O modo como ela tocou o clipe enquanto sorria lhe agradou mais do que quando ele liberava sua fúria através da violência. Ele gostava disso… de alguma forma.

“Só parece bom porque você que colocou.”

“Oh, amor. Não mencione isso.” Ele sorriu, pensando que ela poderia simplesmente pedir a ele da próxima vez, já que ele fez um trabalho melhor do que as empregadas.

Lilou apenas o olhava através do espelho, chamando a atenção dele enquanto despertava sua curiosidade sobre o que estava passando na cabeça dela de novo. Ele a estudou, mas não conseguia encontrar uma razão adequada por trás daqueles olhos oliva.

Ele arqueou as sobrancelhas quando ela o encarou diretamente. ‘O que ela estava planejando?’ Ele se perguntou enquanto inclinava a cabeça para o lado.

“Ahem!” Ela apenas limpou a garganta uma vez antes de, de repente, ficar na ponta dos pés e plantar um beijo em sua bochecha.

As costas de Samael se enrijeceram por aquele segundo. ‘O que…’ Foi breve, mas ele ouviu seu coração bater forte contra o peito, ressoando em seus ouvidos.

Ele tocou sua bochecha ao se recompor. Ele ainda podia sentir a suavidade dos lábios dela contra sua pele, e não podia negar como aquilo parecia bom.

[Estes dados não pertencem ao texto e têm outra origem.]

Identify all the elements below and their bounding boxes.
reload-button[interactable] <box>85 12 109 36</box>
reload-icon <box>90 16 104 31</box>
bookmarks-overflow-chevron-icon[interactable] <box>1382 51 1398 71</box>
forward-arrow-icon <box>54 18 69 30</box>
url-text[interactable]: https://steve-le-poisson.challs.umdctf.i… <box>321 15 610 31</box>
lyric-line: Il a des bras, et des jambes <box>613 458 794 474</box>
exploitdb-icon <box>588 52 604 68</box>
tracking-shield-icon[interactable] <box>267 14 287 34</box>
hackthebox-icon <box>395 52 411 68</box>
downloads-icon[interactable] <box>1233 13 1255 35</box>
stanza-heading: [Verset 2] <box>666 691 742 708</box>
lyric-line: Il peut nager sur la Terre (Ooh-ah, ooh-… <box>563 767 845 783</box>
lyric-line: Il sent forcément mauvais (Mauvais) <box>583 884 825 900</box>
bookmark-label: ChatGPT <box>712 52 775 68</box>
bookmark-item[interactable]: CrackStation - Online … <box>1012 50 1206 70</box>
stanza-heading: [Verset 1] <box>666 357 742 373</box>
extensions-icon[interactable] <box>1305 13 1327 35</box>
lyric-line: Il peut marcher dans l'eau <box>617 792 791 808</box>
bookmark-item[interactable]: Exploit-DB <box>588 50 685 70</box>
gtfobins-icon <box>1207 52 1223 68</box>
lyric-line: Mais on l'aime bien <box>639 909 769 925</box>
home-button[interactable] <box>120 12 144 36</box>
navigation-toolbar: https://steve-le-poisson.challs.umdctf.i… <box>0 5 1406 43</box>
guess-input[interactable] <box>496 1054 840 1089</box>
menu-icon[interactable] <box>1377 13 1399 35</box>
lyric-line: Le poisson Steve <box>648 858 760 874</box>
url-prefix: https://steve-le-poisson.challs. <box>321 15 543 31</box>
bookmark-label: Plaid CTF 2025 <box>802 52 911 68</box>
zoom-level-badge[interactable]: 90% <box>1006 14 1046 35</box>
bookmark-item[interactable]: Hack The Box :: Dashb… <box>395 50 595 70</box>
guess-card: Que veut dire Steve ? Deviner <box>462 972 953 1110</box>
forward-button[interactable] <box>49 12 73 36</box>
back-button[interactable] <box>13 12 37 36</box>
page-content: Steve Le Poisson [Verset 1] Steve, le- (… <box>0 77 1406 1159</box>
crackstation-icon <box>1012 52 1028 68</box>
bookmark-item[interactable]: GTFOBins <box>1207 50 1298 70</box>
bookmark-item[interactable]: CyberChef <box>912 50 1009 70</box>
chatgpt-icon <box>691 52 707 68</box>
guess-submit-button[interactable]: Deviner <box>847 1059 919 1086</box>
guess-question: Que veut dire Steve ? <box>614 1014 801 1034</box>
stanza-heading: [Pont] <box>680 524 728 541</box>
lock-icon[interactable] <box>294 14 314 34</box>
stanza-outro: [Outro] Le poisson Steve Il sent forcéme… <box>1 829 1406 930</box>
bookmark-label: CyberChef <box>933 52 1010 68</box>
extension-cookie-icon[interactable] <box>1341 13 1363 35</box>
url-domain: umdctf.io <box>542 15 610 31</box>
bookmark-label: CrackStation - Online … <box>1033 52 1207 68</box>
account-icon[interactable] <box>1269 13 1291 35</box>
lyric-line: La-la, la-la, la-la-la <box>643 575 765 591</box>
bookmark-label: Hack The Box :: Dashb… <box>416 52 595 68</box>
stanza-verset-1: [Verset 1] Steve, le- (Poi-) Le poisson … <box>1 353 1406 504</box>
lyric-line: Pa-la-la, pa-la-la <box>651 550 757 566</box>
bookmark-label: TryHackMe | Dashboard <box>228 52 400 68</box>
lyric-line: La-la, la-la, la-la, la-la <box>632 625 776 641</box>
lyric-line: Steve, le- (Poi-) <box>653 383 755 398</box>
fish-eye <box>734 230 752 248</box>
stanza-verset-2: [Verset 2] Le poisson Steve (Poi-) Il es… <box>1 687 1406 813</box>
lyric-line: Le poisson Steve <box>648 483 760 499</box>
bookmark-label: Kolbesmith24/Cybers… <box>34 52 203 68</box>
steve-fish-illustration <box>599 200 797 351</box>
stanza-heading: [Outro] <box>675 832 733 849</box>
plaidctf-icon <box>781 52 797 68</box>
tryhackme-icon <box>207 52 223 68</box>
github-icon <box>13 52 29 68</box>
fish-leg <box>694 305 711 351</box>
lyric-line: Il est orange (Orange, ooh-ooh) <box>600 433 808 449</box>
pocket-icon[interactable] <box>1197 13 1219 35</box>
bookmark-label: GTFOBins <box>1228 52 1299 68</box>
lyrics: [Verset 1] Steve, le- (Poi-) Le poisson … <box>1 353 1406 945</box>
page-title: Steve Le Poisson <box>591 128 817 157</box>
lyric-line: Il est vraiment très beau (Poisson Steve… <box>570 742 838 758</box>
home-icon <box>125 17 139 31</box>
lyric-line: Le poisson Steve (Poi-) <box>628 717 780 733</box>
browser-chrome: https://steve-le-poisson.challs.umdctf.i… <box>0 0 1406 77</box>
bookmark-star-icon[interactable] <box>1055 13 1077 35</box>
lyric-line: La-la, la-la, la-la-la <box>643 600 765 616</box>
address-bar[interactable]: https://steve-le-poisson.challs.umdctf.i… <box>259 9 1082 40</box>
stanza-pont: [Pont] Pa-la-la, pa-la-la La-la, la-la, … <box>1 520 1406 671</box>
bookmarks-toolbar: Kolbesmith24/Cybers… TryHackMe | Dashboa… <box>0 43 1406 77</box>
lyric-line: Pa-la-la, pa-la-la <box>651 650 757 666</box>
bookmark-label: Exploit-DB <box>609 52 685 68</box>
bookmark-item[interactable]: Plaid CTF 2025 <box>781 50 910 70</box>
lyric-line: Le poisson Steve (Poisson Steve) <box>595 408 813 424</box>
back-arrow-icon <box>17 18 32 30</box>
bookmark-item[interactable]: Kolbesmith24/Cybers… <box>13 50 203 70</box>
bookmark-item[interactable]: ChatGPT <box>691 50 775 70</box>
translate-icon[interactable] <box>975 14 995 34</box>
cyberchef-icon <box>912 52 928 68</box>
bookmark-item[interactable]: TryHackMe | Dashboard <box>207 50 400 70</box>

“Obrigada,” ela disse, o que o fez levantar o olhar, sendo atordoado por quão bonita e radiante era o sorriso dela.

‘Como ela consegue… sorrir assim?’ Ele se perguntou, totalmente ciente da situação deles e do inferno em que estavam pisando atualmente. Ela poderia ser apenas tola, mas sua aura brilhante era tão… contagiante.

Para alguém como ele que havia tomado a forma da crueldade e insensibilidade, sua luz era quase cegante. Será que isso, talvez, era a razão pela qual uma parte dele queria apagar essa luz? Samael não tinha ideia.

No entanto, ele não odiava isso. Se é que algo, a luz dela parecia mais revigorante. Não é à toa que Samael se apaixonou por ela a primeira vez que colocou os olhos nela. A aura de Lilou era simplesmente diferente.

Agora, ele não poderia dizer que sentia algo mais que curiosidade e obsessão. Mas Samael sabia que estava caindo mais fundo… no inferno. E no inferno, ele nunca pensou que desejaria ser o demônio pessoal de alguém.

‘Realmente… ela vai me deixar louco.’ Ele murmurou, desamparado em sua cabeça antes que ela segurasse sua mão e sugerisse, “Vamos?”

E tudo o que restou em sua memória foi o calor das palmas dela e seu cabelo esvoaçando enquanto ela o arrastava para saciar seu estômago roncando.

‘Ah… por que eu decidi desligar minhas emoções?’ Ele se perguntou, esquecendo as razões que o levaram a tal decisão. No entanto, havia essa pequena parte dele que sentia que não era tão ruim.

Ser aceito mesmo em seu pior… não era tão ruim assim.